One day, a Lion was working on his computer when his mouse stopped working.
“Darn it all to hell and back, with lots of traffic!” shouted the Lion. “This always happens when I’m in the middle of something very important.”
The Lion was indeed in the middle of essential matters. He was the head of a large publishing group named Jungle Books.
A little background: Jungle Books had become the most successful publisher in the animal kingdom after distributing their runaway bestseller by a fine Lion writer, What I Ate for Breakfast: You. Though it was protested by the smaller, tastier critters, their cries of injustice only brought the book more attention. After riding on the food memoir’s wave for several years, Jungle Books published a magnificent work of fiction, entitled “Nuts! Up a Tree and Back Again,” written by Squirrel. (This was later discovered, amidst much controversy, to be his pseudonym. He was actually a Fox. A very insecure, confused Fox.) Their most recent bestseller was of course the critically-acclaimed “Evolutionary Woes,” a historical fiction by an Elephant. Though the Lion was quick to remind the world that Jungle Books had never published a failure (the truth in this was shaky), they had not had a success in several years. If pressure were a predator, eager writers would be its prey.
But enough about the company. This tale focuses on the animal behind the name: the Lion. For some reason, and to the irk of many of the employed animals, instead of using the title CEO as per usual, he required that he be referred to as “King.”

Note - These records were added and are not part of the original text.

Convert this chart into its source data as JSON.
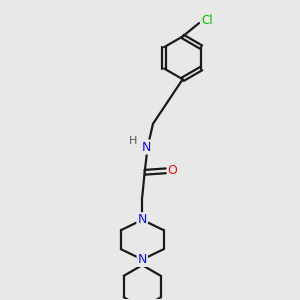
{
  "bg_color": "#e8e8e8",
  "bond_color": "#1a1a1a",
  "N_color": "#1010ee",
  "O_color": "#ee1010",
  "Cl_color": "#00bb00",
  "H_color": "#555555",
  "line_width": 1.6,
  "figsize": [
    3.0,
    3.0
  ],
  "dpi": 100,
  "xlim": [
    0,
    10
  ],
  "ylim": [
    0,
    10
  ]
}
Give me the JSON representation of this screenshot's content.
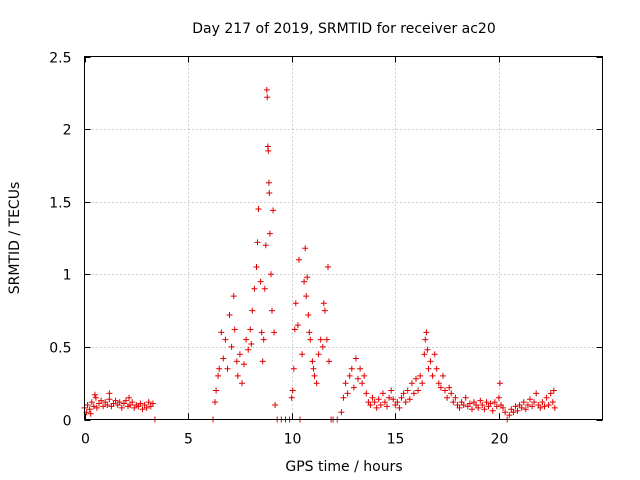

Thousands of lesser animals anxiously waited each and every day to see if they had struck a publishing deal. And each and every day thousands of animals learned that their story would not be the best new thing on the reading list. If any part of the Lion’s workflow faltered, he would not be able to ruin the dreams of hopeful writers. And that needs to happen.
Back to the yarn. The Lion was quite upset at the state of his mouse. He was actually reading something quite good (possibly Jungle Books’ next hit), so he had his attention fully devoted to the task at hand. This small disruption interrupted his focus, which could have disastrous effects — both literary and otherwise — for the writer, an Antelope.
“This is such a thorn in my side!” screamed the Lion. He had a very short fuse. And he could. He was King, after all.
The Lion called in his secretary, an Orangutan.
“Orangutan, I need a new mouse. Mine just broke, and I have important work that needs to get done,” said the Lion.
“I’m sorry, but if we order a new mouse, it’ll take a week to come in,” replied the Orangutan matter-of-factly.
“But I’m King!” roared the Lion. “And I need my mouse! Take a mouse from someone else if you have to, but get me one.”
“Okay. I’ll see if someone can spare theirs.”
A few minutes later, the Orangutan returned to the Lion’s office, where he still sat moping. He had not moved an inch.
“I’m afraid you can’t have anyone else’s mouse,” the Orangutan stated.
“Why not?” demanded the Lion.
“Because all the mouses are broken.”
“None of them are working. Everyone is simply sitting at their computers, staring at screens filled with work they can’t do anything about. The Chimps have reverted back to monkeying around, the Shrews are getting obnoxiously mad, and the Lizards are running around chasing their tails. Which have fallen off due to stress. And the Pandas…It makes me shudder just to think of the state they’re in. ”
“That’s their own fault. Tell me, who bought these mouses? Fire him immediately.”
“You bought them. All of them.”
A long silence began, only to be ended several seconds later by the Lion with a simple, “Oh.”
Because Jungle Books could not sort through the thousands of submissions they received that day, the writers revolted. And whenever writers go on strike, the world collapses into a manic frenzy. Cats began chasing Dogs, Frogs turned into Tadpoles, Mockingbirds began coming up with original songs. With no more authors submitting their work to the publishing company, and the readership having gone berserk, Jungle Books crumbled. This fateful turn of events obliterated quality literature in the animal kingdom for years. The Lion was no longer King.
Moral of the story: Don’t buy cheap electronics.